Positioning above the compact Yema F series (Yema F10, Yema F12, Yema F16) compact crossover products, the design is said to be inspired by the first generation Volkswagen Touareg midsize crossover and the first generation Volkswagen Tiguan compact crossover, with the front and rear DRG heavily resembling the Volkswagen crossovers.

A pickup version of the T70 was also rumored to be in development with the front end design similar to the Yema T70.

A sportier Yema T70S was also available starting from the 2017 model year featuring the 1.5 liter turbo engine but with no obvious styling changes.

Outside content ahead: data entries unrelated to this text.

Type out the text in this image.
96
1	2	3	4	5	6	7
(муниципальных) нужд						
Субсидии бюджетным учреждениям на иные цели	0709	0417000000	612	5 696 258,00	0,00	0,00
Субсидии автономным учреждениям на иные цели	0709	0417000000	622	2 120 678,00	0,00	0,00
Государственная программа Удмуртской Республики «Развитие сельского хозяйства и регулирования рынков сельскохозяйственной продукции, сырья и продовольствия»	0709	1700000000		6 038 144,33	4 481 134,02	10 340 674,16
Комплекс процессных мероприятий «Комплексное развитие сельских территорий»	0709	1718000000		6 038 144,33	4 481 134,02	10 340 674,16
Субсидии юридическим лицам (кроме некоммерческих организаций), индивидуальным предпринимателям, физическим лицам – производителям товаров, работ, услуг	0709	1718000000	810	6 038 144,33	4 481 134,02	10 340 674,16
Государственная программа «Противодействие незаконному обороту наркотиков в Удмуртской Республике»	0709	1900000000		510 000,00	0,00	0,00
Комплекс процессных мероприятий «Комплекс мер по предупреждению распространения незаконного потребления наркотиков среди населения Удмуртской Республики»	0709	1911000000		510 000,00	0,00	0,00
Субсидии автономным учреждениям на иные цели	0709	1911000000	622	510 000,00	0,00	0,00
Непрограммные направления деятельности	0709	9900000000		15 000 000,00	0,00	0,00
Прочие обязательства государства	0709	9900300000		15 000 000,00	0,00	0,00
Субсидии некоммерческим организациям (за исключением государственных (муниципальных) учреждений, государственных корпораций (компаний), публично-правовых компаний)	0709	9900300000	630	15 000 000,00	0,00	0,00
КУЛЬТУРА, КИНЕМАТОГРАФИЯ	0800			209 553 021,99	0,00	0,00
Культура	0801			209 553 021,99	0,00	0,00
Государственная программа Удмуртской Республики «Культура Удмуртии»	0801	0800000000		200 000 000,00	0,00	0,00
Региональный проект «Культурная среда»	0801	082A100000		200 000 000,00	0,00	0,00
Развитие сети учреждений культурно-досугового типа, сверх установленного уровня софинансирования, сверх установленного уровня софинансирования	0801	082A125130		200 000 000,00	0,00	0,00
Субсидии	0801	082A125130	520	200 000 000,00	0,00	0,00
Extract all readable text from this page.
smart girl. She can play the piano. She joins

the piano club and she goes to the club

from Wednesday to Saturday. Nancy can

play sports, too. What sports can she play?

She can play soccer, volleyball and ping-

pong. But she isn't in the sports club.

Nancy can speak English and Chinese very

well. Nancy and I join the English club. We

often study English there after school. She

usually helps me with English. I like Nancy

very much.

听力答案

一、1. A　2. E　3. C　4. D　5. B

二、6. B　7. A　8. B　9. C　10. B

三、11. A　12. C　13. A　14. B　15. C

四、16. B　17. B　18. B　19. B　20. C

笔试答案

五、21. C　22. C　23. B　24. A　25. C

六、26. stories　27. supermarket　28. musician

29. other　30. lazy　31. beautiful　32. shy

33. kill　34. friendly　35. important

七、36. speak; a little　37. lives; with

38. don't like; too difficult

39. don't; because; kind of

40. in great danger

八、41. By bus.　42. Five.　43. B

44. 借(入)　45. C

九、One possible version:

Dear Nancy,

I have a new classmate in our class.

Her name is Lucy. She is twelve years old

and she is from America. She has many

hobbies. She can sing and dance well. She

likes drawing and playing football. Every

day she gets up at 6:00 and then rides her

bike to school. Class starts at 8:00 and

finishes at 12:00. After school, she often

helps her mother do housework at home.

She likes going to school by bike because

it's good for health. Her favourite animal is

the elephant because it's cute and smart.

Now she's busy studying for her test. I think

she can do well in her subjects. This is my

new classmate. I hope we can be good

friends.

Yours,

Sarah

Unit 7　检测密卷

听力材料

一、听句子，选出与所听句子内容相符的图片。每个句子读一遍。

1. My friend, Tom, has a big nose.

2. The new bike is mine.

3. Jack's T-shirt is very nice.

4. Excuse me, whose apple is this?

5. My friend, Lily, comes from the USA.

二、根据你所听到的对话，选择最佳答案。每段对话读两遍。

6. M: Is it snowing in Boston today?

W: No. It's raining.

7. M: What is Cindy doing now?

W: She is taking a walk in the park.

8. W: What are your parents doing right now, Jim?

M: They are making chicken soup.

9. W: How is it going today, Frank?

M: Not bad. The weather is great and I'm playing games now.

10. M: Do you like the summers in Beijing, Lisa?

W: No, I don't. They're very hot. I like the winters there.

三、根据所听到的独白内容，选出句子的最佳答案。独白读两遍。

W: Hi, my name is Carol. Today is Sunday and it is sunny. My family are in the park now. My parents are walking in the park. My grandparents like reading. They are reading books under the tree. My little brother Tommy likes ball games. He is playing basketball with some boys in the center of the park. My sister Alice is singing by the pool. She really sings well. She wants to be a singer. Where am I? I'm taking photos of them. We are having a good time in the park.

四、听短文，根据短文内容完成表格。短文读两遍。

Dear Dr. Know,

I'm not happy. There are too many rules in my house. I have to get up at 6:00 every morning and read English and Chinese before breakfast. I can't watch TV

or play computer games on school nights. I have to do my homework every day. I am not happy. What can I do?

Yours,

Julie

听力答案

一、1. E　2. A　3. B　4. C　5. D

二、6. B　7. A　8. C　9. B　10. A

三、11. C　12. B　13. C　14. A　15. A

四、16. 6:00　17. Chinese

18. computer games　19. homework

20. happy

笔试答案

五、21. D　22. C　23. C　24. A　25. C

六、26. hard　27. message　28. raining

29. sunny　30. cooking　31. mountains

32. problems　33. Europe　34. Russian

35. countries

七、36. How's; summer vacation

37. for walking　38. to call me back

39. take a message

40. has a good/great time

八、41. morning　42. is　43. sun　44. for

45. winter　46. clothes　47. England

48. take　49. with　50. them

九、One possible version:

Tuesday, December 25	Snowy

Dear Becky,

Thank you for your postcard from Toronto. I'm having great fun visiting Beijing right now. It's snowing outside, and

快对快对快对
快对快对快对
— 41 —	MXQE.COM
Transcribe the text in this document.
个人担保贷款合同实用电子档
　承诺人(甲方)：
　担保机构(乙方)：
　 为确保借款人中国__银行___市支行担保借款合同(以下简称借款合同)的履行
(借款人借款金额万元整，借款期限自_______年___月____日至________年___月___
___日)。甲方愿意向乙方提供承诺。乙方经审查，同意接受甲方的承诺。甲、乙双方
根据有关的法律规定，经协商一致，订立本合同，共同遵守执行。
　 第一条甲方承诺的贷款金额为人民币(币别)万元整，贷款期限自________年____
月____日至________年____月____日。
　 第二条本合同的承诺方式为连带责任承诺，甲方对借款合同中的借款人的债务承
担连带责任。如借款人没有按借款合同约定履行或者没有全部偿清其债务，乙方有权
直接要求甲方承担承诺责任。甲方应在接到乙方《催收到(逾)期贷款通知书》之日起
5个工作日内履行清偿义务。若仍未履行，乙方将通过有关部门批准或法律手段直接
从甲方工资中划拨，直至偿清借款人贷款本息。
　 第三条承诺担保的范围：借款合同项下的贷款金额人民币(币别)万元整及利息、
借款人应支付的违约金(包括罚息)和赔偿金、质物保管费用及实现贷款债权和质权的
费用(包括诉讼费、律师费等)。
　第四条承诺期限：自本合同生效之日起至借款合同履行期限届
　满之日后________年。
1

Prices for the Yema T70 ranges from 69,800 yuan to 115,800 yuan, while the electric version, the Yema EC70 has prices ranging from 218,800 yuan to 249,800 yuan.

==Engines==
The Yema T70 is the first all-new Yema passenger vehicle since 2008, built on a brand new platform with brand new engine options. The Yema T70 is available with two four-cylinder petrol engine options including a 131hp 1.8 liter engine mated to a five-speed manual gearbox, and a 170hp 1.8 liter turbo engine mated to a CVT, with a 6-speed automatic gearbox added to the line-up at a later time.

==Yema EC70==
An electric version of the T70 called the EC70 was available to the market in April 2015. Originally called the E70 EV, the official range for the EC70 is 400 kilometers with a top speed of 140 kilometer per hour, and charging on a fast charger will take two hours for a full battery.